To improve resilience, African states must urgently define response plans to be deployed in the event of a major attack on their critical infrastructure. These plans should outline immediate nationwide measures, as well as back-up digital alternatives, to ensure that government and organizations would still be able to function even with a sudden loss of digital tools and networks. National and regional stakeholders must be involved in the response plan, and national cybersecurity maturity and capacities must be taken into account, in order to tailor the response to the local context and to the financial, human and technological resources available.
Since cybercrime knows no borders, international and inter-stakeholder collaboration and coordination, as well as cooperation between public and private sector leaders, will be of great importance here.

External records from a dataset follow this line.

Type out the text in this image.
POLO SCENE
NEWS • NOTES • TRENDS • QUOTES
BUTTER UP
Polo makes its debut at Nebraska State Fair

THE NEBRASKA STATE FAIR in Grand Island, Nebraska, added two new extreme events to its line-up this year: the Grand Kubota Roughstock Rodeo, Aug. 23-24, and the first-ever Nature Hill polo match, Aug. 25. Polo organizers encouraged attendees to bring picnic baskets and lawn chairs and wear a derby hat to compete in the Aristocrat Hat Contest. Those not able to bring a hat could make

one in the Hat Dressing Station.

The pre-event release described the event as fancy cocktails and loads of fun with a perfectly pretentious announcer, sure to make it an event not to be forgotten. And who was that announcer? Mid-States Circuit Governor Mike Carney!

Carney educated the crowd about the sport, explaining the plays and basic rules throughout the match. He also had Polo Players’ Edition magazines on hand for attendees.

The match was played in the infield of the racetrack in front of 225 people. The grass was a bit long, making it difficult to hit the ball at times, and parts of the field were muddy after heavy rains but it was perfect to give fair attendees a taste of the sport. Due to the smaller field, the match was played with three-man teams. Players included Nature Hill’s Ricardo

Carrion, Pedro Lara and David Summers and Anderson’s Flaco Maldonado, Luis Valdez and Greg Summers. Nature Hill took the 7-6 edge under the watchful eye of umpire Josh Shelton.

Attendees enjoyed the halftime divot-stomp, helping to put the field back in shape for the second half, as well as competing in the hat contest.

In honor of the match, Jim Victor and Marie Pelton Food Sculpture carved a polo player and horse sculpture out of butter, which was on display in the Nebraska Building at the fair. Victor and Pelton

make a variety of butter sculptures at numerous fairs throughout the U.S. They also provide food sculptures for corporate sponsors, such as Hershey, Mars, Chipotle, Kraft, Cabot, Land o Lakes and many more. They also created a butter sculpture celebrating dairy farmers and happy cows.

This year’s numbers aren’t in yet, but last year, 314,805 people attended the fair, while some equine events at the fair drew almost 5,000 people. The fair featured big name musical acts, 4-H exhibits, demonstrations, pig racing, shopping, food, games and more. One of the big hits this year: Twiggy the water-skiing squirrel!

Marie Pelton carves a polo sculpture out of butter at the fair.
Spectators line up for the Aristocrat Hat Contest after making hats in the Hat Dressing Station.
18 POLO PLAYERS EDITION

National cyber response plans can be strengthened through the establishment of well-resourced and fully functional Regional and National Cyber Emergency Response Teams (CERTs) across Africa. Regular exercises should be carried out to assess and improve plans, for example by participating in national or regional cyber exercises conducted by the International Telecommunication Union (ITU).
Cyber Security Capacity Building (CCB) provides countries with the foundation to both improve their digital economies and build resilience to cyber threats. Many global CCB initiatives are already underway in African institutions and states. These include the Global Cyber Security Capacity Center (GCSCC) with its Cybersecurity Capacity Maturity Model (CMM) as part of the Commonwealth Cyber Program, the Global Forum on Cyber Expertise (GFCE), and the International Telecommunication Union with the GCI (Global Cybersecurity Index), to name a few. These initiatives foster international cooperation, which is essential for global and national cybersecurity. They also provide a benchmark and benchmark for governments developing their national cybersecurity policies and strategies.
African states, institutions and civil society must not only demonstrate their commitment to cybersecurity, but also work closely and in partnership towards the common goal of protecting citizens, businesses and organizations in the era. digital. This will be imperative to avoid more damaging cyber attacks, which in the wake of the COVID-19 pandemic could have devastating effects.